Four toreros performed with various levels of skill, and the small young bulls did the best they could though all but the last looked worn out from the start. The first two toreros were respectable though not particularly remarkable (to my untrained eye of course). The third torero was a young novillero, perhaps 16, whom I might guess will not survive a career in bullfighting without serious injury. He spent much of the fight running from the bull and being coached from the sidelines. He was handsome though and posed with bravado.

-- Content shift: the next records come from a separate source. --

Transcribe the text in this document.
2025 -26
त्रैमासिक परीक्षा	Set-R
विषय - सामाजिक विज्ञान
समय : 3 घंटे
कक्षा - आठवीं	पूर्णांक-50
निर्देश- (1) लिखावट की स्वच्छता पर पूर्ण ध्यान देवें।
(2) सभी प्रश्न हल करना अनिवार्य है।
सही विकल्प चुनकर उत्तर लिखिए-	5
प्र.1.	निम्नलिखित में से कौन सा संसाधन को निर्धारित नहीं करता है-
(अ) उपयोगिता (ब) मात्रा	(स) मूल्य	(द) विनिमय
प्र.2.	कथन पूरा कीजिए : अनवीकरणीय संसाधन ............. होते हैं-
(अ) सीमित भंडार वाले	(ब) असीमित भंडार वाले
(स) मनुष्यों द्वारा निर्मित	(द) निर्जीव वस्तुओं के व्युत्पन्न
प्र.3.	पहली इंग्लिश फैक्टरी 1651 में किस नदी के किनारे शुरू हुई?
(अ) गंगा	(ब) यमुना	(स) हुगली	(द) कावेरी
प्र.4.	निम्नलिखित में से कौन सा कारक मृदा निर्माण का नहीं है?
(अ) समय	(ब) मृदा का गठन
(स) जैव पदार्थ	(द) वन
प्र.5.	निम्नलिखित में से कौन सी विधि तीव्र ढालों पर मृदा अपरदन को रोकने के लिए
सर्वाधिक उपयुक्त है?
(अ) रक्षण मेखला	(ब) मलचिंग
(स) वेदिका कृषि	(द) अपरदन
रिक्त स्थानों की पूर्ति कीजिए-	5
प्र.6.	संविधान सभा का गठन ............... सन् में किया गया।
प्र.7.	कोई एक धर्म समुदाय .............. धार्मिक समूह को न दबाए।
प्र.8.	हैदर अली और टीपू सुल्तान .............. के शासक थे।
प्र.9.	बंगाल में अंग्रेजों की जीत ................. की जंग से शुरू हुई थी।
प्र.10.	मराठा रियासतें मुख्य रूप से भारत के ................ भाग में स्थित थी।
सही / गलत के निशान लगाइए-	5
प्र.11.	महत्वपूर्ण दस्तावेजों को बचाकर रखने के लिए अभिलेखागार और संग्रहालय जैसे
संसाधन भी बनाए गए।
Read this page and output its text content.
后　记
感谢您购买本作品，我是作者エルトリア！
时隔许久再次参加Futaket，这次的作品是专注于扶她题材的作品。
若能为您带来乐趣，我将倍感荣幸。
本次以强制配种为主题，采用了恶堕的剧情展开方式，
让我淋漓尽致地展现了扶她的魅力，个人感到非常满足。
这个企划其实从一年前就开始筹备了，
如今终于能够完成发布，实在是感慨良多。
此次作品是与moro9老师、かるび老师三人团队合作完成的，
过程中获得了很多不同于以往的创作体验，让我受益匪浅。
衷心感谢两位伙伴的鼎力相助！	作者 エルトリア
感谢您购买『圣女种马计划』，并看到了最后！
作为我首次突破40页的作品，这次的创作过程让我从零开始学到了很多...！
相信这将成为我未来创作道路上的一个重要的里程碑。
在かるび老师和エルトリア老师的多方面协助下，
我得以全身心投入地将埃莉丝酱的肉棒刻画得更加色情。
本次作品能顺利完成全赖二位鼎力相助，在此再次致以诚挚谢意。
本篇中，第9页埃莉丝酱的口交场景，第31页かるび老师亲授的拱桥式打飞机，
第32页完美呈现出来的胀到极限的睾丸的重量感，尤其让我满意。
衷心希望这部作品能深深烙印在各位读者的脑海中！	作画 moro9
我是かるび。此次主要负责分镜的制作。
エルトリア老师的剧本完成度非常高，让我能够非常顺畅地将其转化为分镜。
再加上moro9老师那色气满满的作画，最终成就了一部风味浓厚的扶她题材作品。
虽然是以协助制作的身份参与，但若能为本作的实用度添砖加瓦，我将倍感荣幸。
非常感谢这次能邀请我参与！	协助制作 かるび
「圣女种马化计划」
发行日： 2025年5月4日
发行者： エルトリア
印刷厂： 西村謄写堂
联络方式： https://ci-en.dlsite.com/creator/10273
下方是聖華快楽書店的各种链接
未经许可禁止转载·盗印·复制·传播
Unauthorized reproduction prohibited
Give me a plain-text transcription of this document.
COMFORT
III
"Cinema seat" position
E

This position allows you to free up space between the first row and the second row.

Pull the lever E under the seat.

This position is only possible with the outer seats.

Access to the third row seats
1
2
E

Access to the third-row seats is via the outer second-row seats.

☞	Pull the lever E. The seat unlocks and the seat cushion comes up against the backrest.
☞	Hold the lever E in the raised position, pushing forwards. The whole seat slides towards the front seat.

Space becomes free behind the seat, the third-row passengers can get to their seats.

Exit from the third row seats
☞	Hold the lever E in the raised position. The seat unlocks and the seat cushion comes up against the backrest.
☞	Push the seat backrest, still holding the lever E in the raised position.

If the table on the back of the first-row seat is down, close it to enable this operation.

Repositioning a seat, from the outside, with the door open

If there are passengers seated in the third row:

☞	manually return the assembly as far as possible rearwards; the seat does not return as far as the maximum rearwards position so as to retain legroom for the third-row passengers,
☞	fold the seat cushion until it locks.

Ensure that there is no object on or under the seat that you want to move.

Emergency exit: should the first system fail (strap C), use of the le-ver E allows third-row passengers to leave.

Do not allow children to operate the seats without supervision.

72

The last to perform was young Emilio – only 12 but with a brave talent. His was by far the best fight, and his bull the most honorable. He stood quite still as his veronicas (sweeps of the cape) led the bull just inches past him. At one point he knelt in front of the bull, in respect.

Toward the end of a fight (it’s not really a fight, more of a dance), the matador exchanges his sword for a much longer sharper one – the killing sword. After a few more passes with the bull they both stand facing one and other. The bull is tired and his head is bowed from the banderillas which hang bloody from his shoulders. The matador points his sword high and rushes the bull attempting to thrust it between the bull’s shoulder blades for the kill. Unfortunately this isn’t always done well and the bull is not brought down quickly; it suffers and must be killed by the banderilleros with a dagger to the base of the neck. Young Emilio thrust his sword perfectly down to the hilt and his bull, poor honorable Don Felipe, died quickly.

The crowd gave him a standing ovation and he was awarded both of the bull’s ears (the previous matadors only gained one, though I’m really not yet sure what significance this has).

While I turned my head away many times yesterday afternoon, I’ll definitely seek out other bullfights, not only to watch but to try to understand.